Seeing a writer you admire in the flesh can sometimes require a mental readjustment. Vickers was an interesting contrast to Robinson in that she seems exactly as one might imagine she would be based on her work (as if you could possibly ‘know’ someone in the superficial context of he or she having a chitchat on a stage), she was quietly spoken, gently humorous, a little wistful, mysterious. Robinson’s work, on the other hand, is so spare yet poetical, spiritual (in the best sense) and forgiving, that many readers might want to wrap their arms around her, but I’m not sure that would be advisable.
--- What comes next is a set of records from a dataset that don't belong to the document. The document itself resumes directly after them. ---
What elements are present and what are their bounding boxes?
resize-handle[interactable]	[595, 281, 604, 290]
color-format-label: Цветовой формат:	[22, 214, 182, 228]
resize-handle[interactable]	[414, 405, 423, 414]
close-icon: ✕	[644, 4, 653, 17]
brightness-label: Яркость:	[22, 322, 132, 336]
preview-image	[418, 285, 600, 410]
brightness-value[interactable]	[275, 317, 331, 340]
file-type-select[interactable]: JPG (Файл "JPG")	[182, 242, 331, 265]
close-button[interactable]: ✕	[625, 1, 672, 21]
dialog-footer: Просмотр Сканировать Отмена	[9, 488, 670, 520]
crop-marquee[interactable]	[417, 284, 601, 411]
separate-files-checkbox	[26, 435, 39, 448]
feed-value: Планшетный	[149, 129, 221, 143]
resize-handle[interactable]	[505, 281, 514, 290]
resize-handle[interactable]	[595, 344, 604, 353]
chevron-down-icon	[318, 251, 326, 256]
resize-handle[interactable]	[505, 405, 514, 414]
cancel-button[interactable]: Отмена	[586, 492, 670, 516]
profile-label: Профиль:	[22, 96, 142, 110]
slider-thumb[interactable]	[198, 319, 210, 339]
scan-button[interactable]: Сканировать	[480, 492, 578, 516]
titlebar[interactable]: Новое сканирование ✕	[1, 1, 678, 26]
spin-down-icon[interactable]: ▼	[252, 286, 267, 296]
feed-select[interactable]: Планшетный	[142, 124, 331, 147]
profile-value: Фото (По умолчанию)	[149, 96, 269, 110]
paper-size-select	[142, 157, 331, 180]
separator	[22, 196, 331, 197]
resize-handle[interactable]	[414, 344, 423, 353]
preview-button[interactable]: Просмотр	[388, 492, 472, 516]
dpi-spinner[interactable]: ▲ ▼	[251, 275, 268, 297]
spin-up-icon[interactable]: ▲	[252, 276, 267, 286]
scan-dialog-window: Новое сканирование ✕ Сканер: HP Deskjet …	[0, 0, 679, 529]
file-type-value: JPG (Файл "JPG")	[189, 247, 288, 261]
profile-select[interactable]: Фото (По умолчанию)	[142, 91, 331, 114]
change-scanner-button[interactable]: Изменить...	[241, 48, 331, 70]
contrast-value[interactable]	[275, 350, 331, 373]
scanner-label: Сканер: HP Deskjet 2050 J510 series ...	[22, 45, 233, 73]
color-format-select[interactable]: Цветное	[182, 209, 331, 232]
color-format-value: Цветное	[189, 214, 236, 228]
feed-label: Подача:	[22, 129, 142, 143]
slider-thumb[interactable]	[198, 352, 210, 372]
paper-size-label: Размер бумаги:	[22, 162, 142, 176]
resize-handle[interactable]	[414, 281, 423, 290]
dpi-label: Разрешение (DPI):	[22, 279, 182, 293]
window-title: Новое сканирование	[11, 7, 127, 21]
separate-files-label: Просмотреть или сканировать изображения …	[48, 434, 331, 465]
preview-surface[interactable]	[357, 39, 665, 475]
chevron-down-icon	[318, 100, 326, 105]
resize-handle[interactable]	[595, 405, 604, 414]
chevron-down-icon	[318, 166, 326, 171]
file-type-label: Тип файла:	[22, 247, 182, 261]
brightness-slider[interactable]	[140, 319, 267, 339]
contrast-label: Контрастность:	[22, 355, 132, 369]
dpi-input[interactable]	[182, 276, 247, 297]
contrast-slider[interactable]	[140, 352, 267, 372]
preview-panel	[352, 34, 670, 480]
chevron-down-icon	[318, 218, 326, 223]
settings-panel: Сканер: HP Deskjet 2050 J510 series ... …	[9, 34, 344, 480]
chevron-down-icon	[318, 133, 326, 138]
Watching Robinson lecture, my mind kept drifting to thoughts of the Scots Brethern. Then again, Rachel Cusk made the remark that most writers are shy, and that their books are “a defense, a shield,” against the world and that she is often bewildered that writing festivals or colleges should ask her to share thoughts about life, the universe and everything, because her work is how she talks about life, the universe, and everythingHere’s my book, Cusk wants to say, read this, and you’ll know. I suspect Robinson might feel the same way.